Overview
kennaka1112/dpo-qwen-cot-merged is a 4 billion parameter model derived from Qwen/Qwen3-4B-Instruct-2507. It has been fine-tuned using Direct Preference Optimization (DPO) via the Unsloth library, with its LoRA adapters merged into the base model for direct use. The training focused on aligning the model's responses with preferred outputs, specifically targeting improvements in reasoning and structured response generation.
Key Capabilities
- Enhanced Reasoning: Optimized for Chain-of-Thought (CoT) reasoning, enabling more logical and step-by-step problem-solving.
- Improved Structured Responses: Designed to produce higher quality and more structured outputs based on preference datasets.

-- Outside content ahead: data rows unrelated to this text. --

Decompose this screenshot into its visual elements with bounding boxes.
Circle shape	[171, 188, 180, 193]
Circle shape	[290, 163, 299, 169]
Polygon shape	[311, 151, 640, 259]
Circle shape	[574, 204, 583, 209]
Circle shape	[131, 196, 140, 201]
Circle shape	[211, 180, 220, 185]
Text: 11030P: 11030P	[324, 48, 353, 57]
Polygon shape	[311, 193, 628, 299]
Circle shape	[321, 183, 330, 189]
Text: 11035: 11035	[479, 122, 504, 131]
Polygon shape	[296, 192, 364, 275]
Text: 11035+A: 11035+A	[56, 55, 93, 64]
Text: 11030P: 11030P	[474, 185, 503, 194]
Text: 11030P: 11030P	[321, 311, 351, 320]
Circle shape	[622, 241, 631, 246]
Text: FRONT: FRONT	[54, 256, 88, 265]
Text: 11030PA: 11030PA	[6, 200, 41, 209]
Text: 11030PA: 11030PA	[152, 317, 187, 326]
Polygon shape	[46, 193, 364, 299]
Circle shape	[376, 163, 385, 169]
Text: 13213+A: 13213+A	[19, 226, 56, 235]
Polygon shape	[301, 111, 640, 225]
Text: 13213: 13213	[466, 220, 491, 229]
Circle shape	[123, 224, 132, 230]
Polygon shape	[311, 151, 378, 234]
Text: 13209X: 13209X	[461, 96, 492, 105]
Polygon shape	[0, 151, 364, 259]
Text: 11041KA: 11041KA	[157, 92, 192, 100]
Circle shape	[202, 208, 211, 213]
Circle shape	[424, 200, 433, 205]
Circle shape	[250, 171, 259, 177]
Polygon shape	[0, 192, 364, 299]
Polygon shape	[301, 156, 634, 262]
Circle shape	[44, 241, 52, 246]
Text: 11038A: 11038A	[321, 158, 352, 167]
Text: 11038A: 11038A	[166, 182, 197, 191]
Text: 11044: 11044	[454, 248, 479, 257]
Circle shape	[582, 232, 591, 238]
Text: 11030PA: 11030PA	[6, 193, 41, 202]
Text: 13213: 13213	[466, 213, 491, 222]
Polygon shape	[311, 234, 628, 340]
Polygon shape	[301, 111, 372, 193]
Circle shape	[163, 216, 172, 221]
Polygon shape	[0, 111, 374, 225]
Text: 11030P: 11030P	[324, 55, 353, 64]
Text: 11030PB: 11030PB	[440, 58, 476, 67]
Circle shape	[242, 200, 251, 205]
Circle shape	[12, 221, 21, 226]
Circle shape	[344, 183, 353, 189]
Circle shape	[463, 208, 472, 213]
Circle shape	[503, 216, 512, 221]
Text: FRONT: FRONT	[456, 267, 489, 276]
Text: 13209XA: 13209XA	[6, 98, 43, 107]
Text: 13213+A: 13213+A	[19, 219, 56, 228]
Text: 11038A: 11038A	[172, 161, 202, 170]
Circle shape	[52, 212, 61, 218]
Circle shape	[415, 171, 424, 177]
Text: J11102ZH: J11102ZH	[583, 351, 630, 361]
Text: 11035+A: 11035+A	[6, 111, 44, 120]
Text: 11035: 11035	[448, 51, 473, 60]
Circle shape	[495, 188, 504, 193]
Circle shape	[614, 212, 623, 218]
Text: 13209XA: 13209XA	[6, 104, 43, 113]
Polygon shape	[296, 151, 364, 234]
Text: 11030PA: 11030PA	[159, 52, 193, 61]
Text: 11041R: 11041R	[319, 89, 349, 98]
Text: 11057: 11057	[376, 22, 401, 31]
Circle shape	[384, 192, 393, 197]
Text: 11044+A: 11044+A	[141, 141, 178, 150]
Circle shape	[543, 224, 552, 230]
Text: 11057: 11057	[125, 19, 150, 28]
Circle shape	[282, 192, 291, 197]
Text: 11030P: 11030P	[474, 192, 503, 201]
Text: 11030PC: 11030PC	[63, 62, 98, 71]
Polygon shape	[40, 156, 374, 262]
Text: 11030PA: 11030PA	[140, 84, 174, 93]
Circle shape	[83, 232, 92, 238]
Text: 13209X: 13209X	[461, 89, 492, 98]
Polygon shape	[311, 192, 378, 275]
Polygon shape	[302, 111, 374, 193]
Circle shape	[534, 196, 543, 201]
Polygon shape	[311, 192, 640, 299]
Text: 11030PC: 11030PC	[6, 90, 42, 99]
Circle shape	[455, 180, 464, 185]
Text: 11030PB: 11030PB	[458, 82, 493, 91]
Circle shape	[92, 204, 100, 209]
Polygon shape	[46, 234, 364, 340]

- Direct Use: Provided as full-merged 16-bit weights, eliminating the need for adapter loading and simplifying deployment with
transformers.
Training Details
The model underwent 1 epoch of DPO training with a learning rate of 1e-05 and a beta value of 0.2. A maximum sequence length of 1024 was used during training. The base model's license terms (MIT License) apply to this fine-tuned version.
Good For
- Applications requiring strong logical reasoning and Chain-of-Thought capabilities.
- Scenarios where structured and high-quality responses are critical.
- Developers looking for a readily deployable Qwen3-based model with enhanced reasoning.